Three dozen or more states have decriminalized, legalized or lowered barriers for marijuana use. That is something the Army will need to factor into future recruiting considerations.

But, Hendrex said, disqualification, while troubling, isn’t the only factor. A major problem, Army research has shown, is unfamiliarity with what the Army does.

Fewer Americans have a relative in the military or live near a base. And younger Americans rely on their peers and their own news sources to learn.

“Name your platform, the Army’s not there and the things being said about the Army are not positive at all,” Hendrex said.

Possibly counterintuitive, but the trusted source remains a young person’s parents, research shows. But, like most of America, Hendrex said, many parents only know the negatives about military service — post-9/11 war drain, amputations, Traumatic Brain Injury, Post Traumatic Stress Disorder and ongoing reports of sexual assault.

Kris Fuhr, an Army veteran turned expert who has worked on multiple commissions including the Independent Review Commission on Sexual Assault, noted a stark change after one high-profile incident.

She said that parental support for military service dropped dramatically, more so for parents than soldiers themselves, on the Joint Advertising Market Research and Studies, a Pentagon report that surveys personnel.

Maj. Gen. Johnny Davis is transferring from heading Cadet Command to take over Army Recruiting Command in the coming week.

Davis, on the panel, posed his own, early question: is six weeks of recruiter training enough and are they covering the right areas, the right skills?

The two-star said that recruiter training would be examined for ways to improve.

One area that Davis, Hendrex and others pointed to were Junior Reserve Officer Training programs. The high school program is small. Only about 5% of all schools have a dedicated JROTC.

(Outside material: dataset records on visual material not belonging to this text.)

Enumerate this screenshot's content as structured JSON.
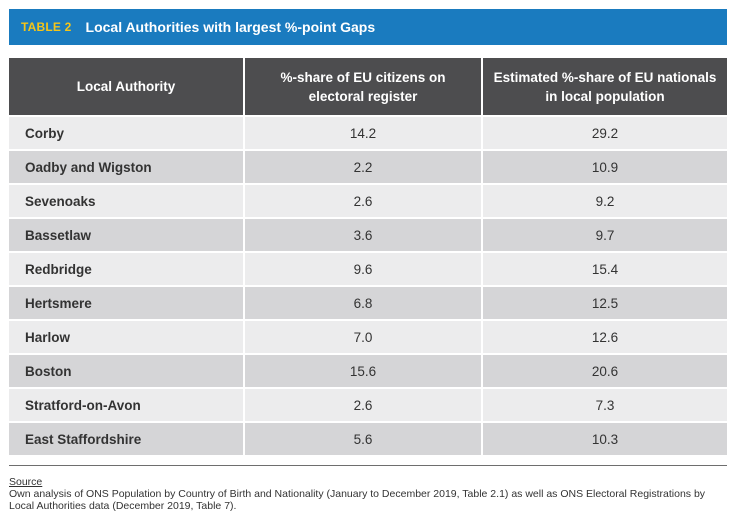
{
  "banner": {
    "tag": "TABLE 2",
    "title": "Local Authorities with largest %-point Gaps"
  },
  "table": {
    "headers": [
      "Local Authority",
      "%-share of EU citizens on electoral register",
      "Estimated %-share of EU nationals in local population"
    ],
    "rows": [
      {
        "authority": "Corby",
        "register_share": "14.2",
        "population_share": "29.2"
      },
      {
        "authority": "Oadby and Wigston",
        "register_share": "2.2",
        "population_share": "10.9"
      },
      {
        "authority": "Sevenoaks",
        "register_share": "2.6",
        "population_share": "9.2"
      },
      {
        "authority": "Bassetlaw",
        "register_share": "3.6",
        "population_share": "9.7"
      },
      {
        "authority": "Redbridge",
        "register_share": "9.6",
        "population_share": "15.4"
      },
      {
        "authority": "Hertsmere",
        "register_share": "6.8",
        "population_share": "12.5"
      },
      {
        "authority": "Harlow",
        "register_share": "7.0",
        "population_share": "12.6"
      },
      {
        "authority": "Boston",
        "register_share": "15.6",
        "population_share": "20.6"
      },
      {
        "authority": "Stratford-on-Avon",
        "register_share": "2.6",
        "population_share": "7.3"
      },
      {
        "authority": "East Staffordshire",
        "register_share": "5.6",
        "population_share": "10.3"
      }
    ]
  },
  "source": {
    "label": "Source",
    "text": "Own analysis of ONS Population by Country of Birth and Nationality (January to December 2019, Table 2.1) as well as ONS Electoral Registrations by Local Authorities data (December 2019, Table 7)."
  },
  "colors": {
    "banner": "#1a7bbf",
    "tag": "#f5c518",
    "header": "#4d4d4f",
    "row_light": "#ececed",
    "row_dark": "#d5d5d7"
  }
}
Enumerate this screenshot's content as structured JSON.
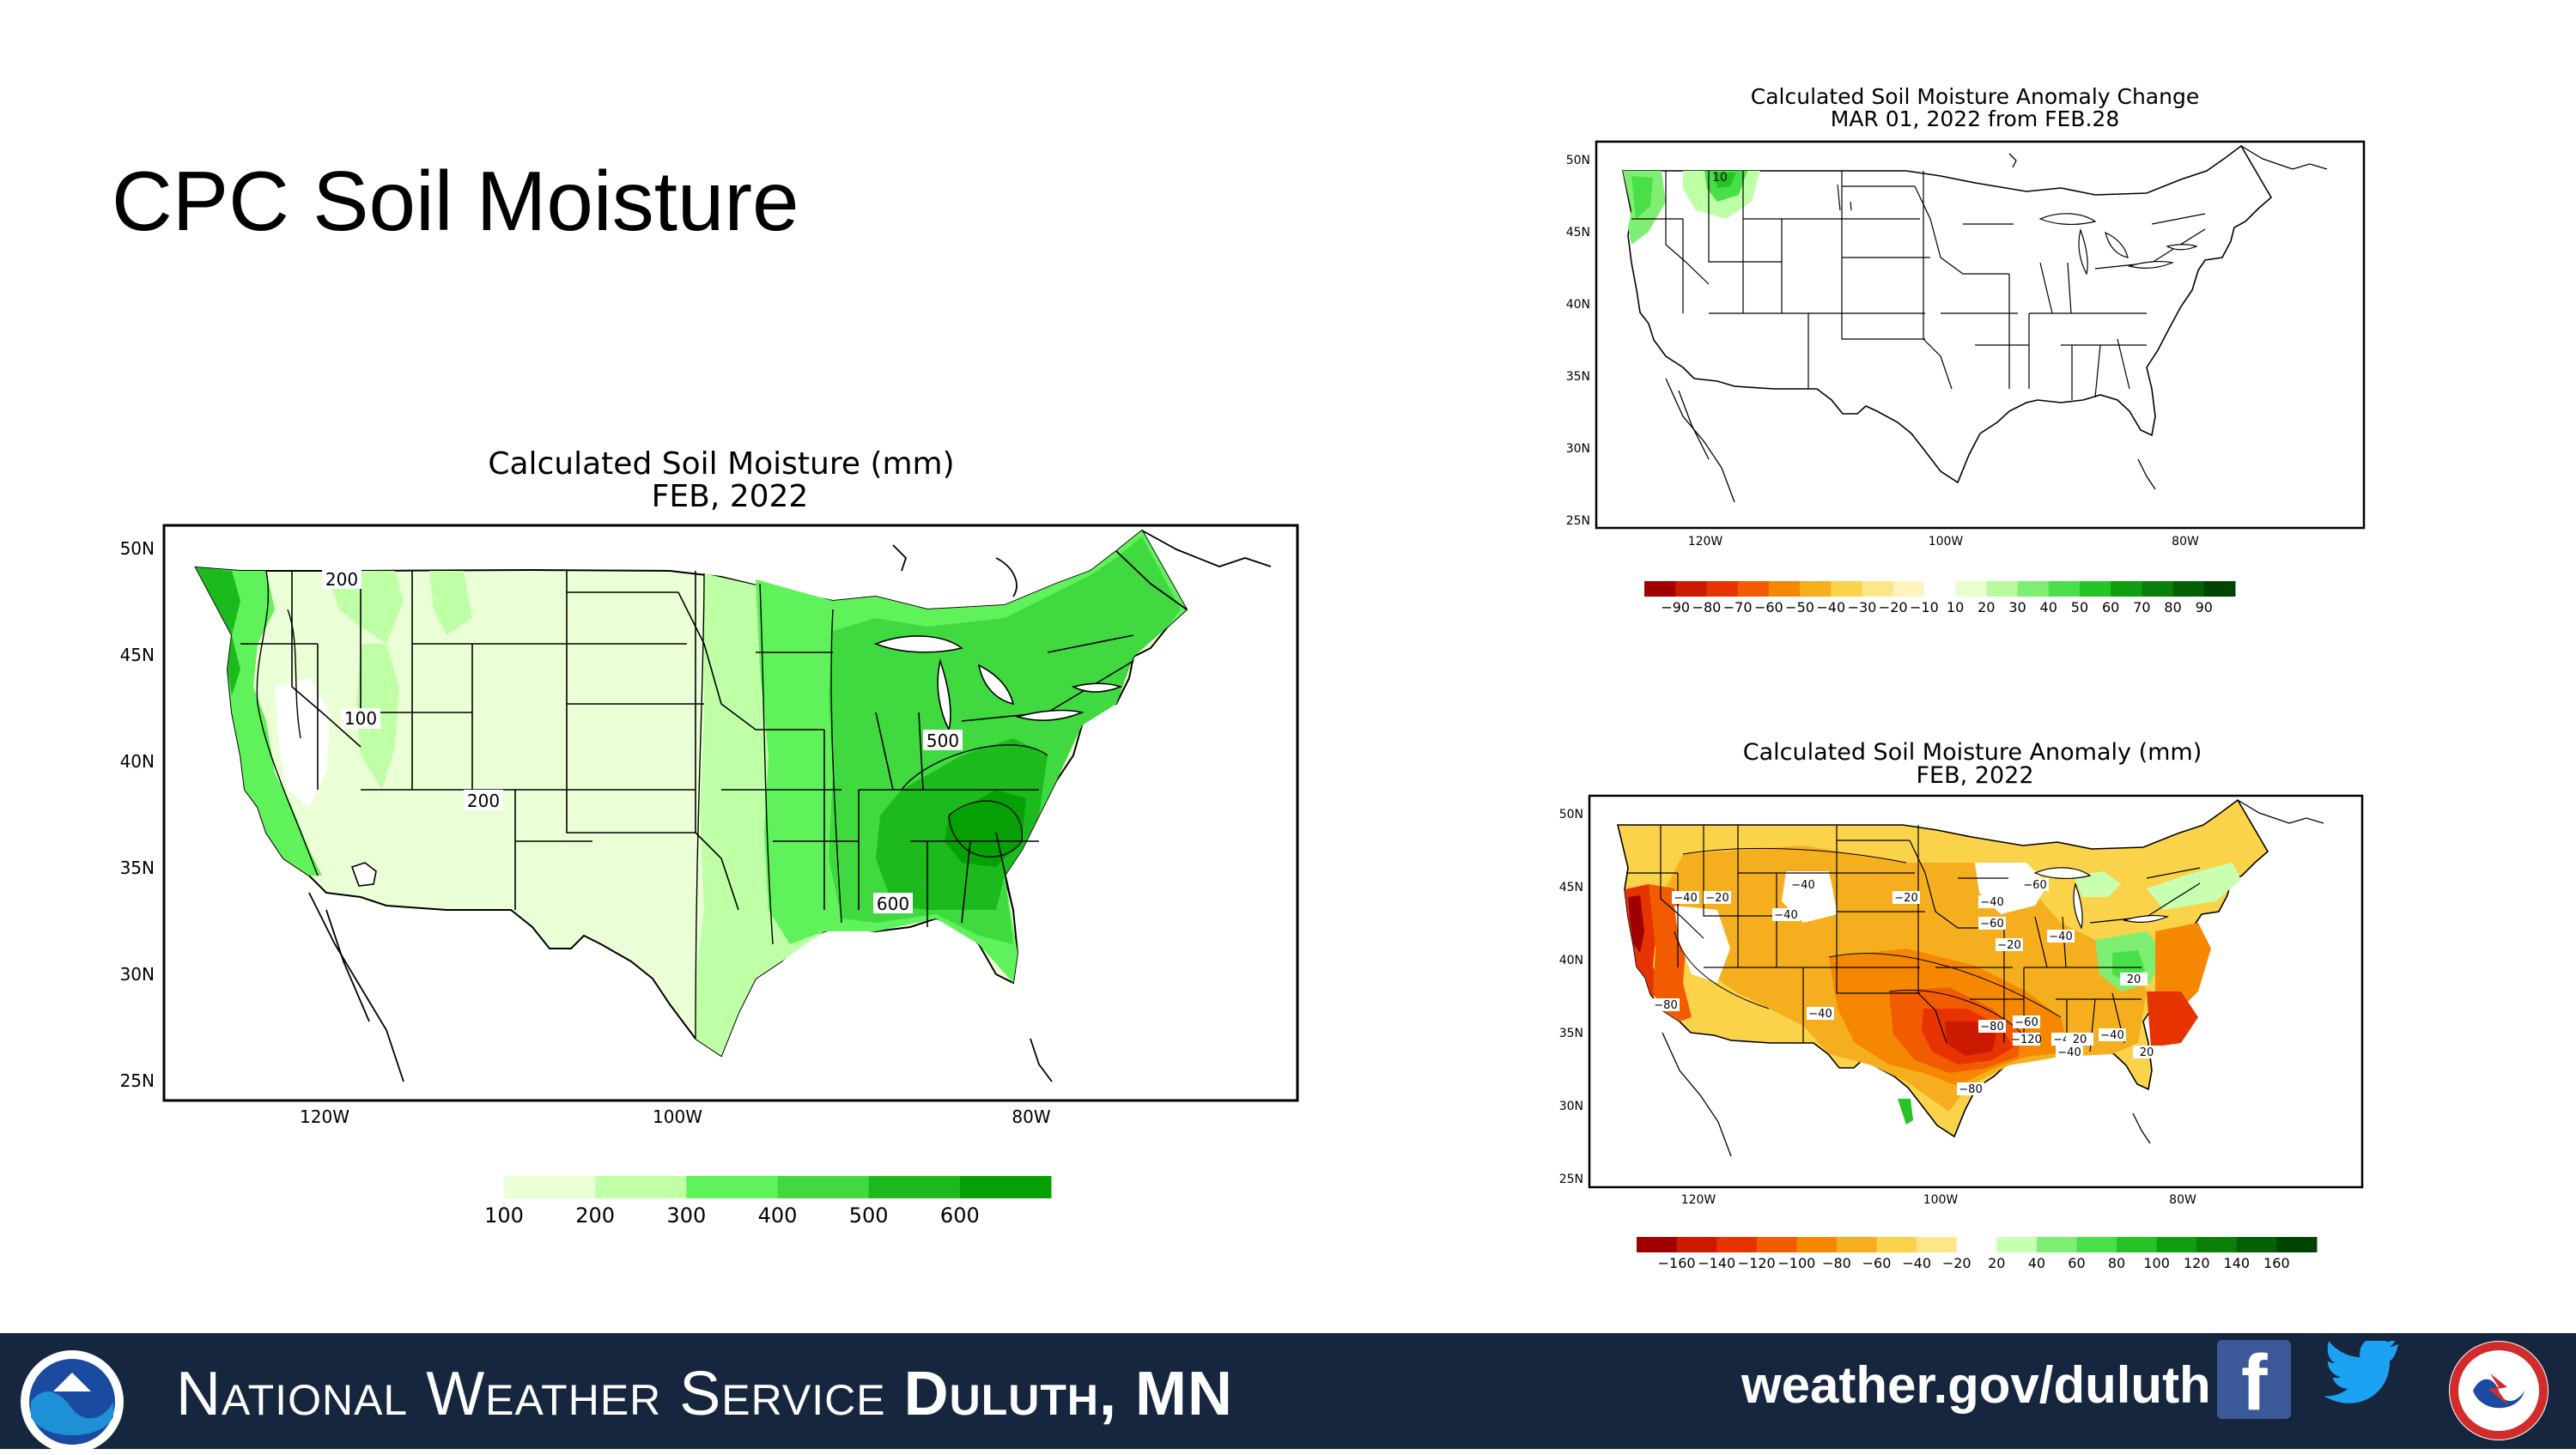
{
  "slide": {
    "title": "CPC Soil Moisture"
  },
  "maps": {
    "main": {
      "title": "Calculated Soil Moisture (mm)",
      "subtitle": "FEB, 2022",
      "lat_labels": [
        "50N",
        "45N",
        "40N",
        "35N",
        "30N",
        "25N"
      ],
      "lon_labels": [
        "120W",
        "100W",
        "80W"
      ],
      "contour_labels": [
        "200",
        "100",
        "200",
        "500",
        "600"
      ],
      "legend_values": [
        "100",
        "200",
        "300",
        "400",
        "500",
        "600"
      ],
      "legend_colors": [
        "#eaffd6",
        "#bfffa6",
        "#60f25a",
        "#40d940",
        "#1dba1d",
        "#04a004"
      ]
    },
    "change": {
      "title": "Calculated Soil Moisture Anomaly Change",
      "subtitle": "MAR 01, 2022 from FEB.28",
      "lat_labels": [
        "50N",
        "45N",
        "40N",
        "35N",
        "30N",
        "25N"
      ],
      "lon_labels": [
        "120W",
        "100W",
        "80W"
      ],
      "contour_labels": [
        "10"
      ],
      "legend_values": [
        "−90",
        "−80",
        "−70",
        "−60",
        "−50",
        "−40",
        "−30",
        "−20",
        "−10",
        "10",
        "20",
        "30",
        "40",
        "50",
        "60",
        "70",
        "80",
        "90"
      ],
      "legend_colors": [
        "#a10000",
        "#cc1a00",
        "#e63300",
        "#f25c00",
        "#f58800",
        "#f5ae1e",
        "#fad34a",
        "#fde688",
        "#fff4c0",
        "#ffffff",
        "#e7ffcd",
        "#baf9a0",
        "#7fef73",
        "#48df48",
        "#23c423",
        "#0f9e0f",
        "#0a800a",
        "#046004",
        "#014401"
      ]
    },
    "anomaly": {
      "title": "Calculated Soil Moisture Anomaly (mm)",
      "subtitle": "FEB, 2022",
      "lat_labels": [
        "50N",
        "45N",
        "40N",
        "35N",
        "30N",
        "25N"
      ],
      "lon_labels": [
        "120W",
        "100W",
        "80W"
      ],
      "contour_labels": [
        "−40",
        "−20",
        "−40",
        "−40",
        "−20",
        "−40",
        "−60",
        "−20",
        "−60",
        "−40",
        "−80",
        "−40",
        "−60",
        "−80",
        "−120",
        "−40",
        "20",
        "−80",
        "20",
        "−40",
        "−40",
        "20"
      ],
      "legend_values": [
        "−160",
        "−140",
        "−120",
        "−100",
        "−80",
        "−60",
        "−40",
        "−20",
        "20",
        "40",
        "60",
        "80",
        "100",
        "120",
        "140",
        "160"
      ],
      "legend_colors": [
        "#a10000",
        "#cc1a00",
        "#e63300",
        "#f25c00",
        "#f58800",
        "#f5ae1e",
        "#fad34a",
        "#fde688",
        "#ffffff",
        "#c9ffb0",
        "#7fef73",
        "#48df48",
        "#23c423",
        "#0f9e0f",
        "#0a800a",
        "#046004",
        "#014401"
      ]
    }
  },
  "footer": {
    "org_prefix": "National Weather Service",
    "office": "Duluth, MN",
    "website": "weather.gov/duluth",
    "facebook_glyph": "f",
    "colors": {
      "bar": "#17263f",
      "facebook": "#3b5998",
      "twitter": "#1da1f2"
    }
  }
}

But the statistics look good, they said. Nearly half of JROTC cadets join the military, either officer or enlisted. On average, programs show higher high school and college graduation rates.

Davis cautioned that his idea had not yet been approved but he would like to push for 50 new JROTC programs each year over the next five years.

Those 250 new programs would place 300,000 high school students in what he termed a “civics” program that would help expose them to the military.

Todd South has written about crime, courts, government and the military for multiple publications since 2004 and was named a 2014 Pulitzer finalist for a co-written project on witness intimidation. Todd is a Marine veteran of the Iraq War.